Mas para além dessa defesa ao nacionalismo, ao marxismo, ao socialismo, Castro foi um militante que incentivou as nações latino-americanas e até de outros continentes a lutarem contra as ditaduras capitalistas e militares, algo um tanto contraditório, já que ele mesmo instalou segundo alguns, uma ditadura socialista, pois de 1959 a 2008, Fidel Castro esteve a frente do governo cubano, fosse como Primeiro-Ministro (1959-1976), como Presidente (1976-2008) e como Secretário-Geral do Partido Comunista de Cuba (1959-2011).

Fidel Castro foi um homem contraditório. Proibiu o direito de ir e vir dos cubanos, o que contribuiu para o isolamento parcial de seu povo; reprimiu a oposição ao seu governo, censurou a imprensa; teria ordenado execuções e prisões políticas etc. Cortou relações com vários países e até com o Vaticano. Neste caso, Castro decretou a laicidade do Estado cubano e inclusive aboliu os feriados religiosos de origem católica. Manteve por décadas uma postura contundente e agressiva contra o governo americano, seu principal rival. Apoiou a política da União das Repúblicas Socialistas Soviéticas (URSS), embora nem sempre fosse favorável a algumas de suas posturas. Vivenciou a Crise dos mísseis de Cuba (1962), acontecimento que quase levou a Terceira Guerra Mundial.

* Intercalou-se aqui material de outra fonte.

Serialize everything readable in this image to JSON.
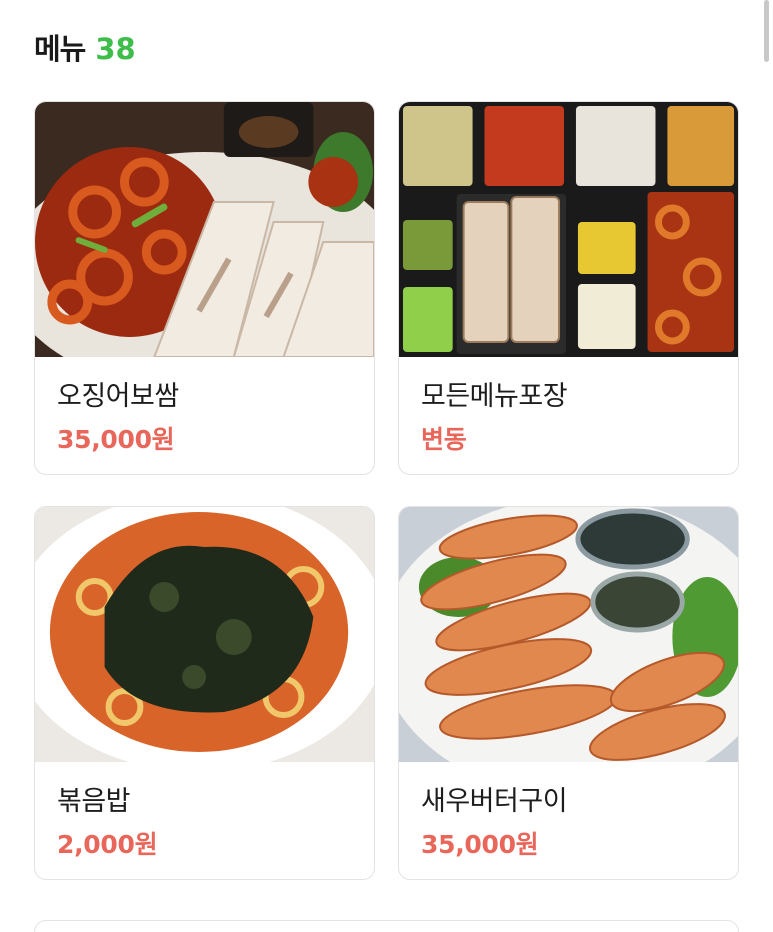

Por outro lado, tornou-se solidário ao governo brasileiro em apoiar a luta contra a Ditadura Militar (1964-1985), e chegou a conhecer alguns dos presidentes brasileiros como Juscelino Kubitschek (1956-1961), Fernando Collor de Mello (1990-1992), Luís Inácio Lula da Silva (2003-2011) e mais recentemente Dilma Rousseff (2012-2016). Apoiou Hugo Chávez (1954-2013) em sua revolução socialista na Venezuela; apoiou Nelson Mandela (1918-2013) na sua luta contra o Apartheiddiscursou várias vezes na ONU (Organização das Nações Unidas), criticando a falta de apoio aos países em guerra, aos países onde as taxas de mortalidade infantil eram absurdas, aos países onde a população vivenciava grande miséria, passando fome; defendeu o investimento na educação e na saúde, inclusive incentivou médicos cubanos a auxiliarem em outros países. 

Diante de tal breve comentário, deixo minhas últimas palavras. É preciso pensar Fidel Castro para além do ditador e revolucionário, como foi mencionado, é preciso entender sua atuação política dentro do contexto da Guerra Fria (1945-1991) e após essa ter terminado; sua influência sobre outros países e líderes, e as ações de seu governo para retirar Cuba do atraso social, passando a investir na Educação e na Saúde, tornando Cuba no século XXI, o país com o maior IDH (Índice de Desenvolvimento Humano) da América Latina. As ações de Fidel Castro fazem parte daquela reflexão na qual diz: os fins justificam os meios? Os meios que ele usou, realmente justificam os fins que ele pretendia?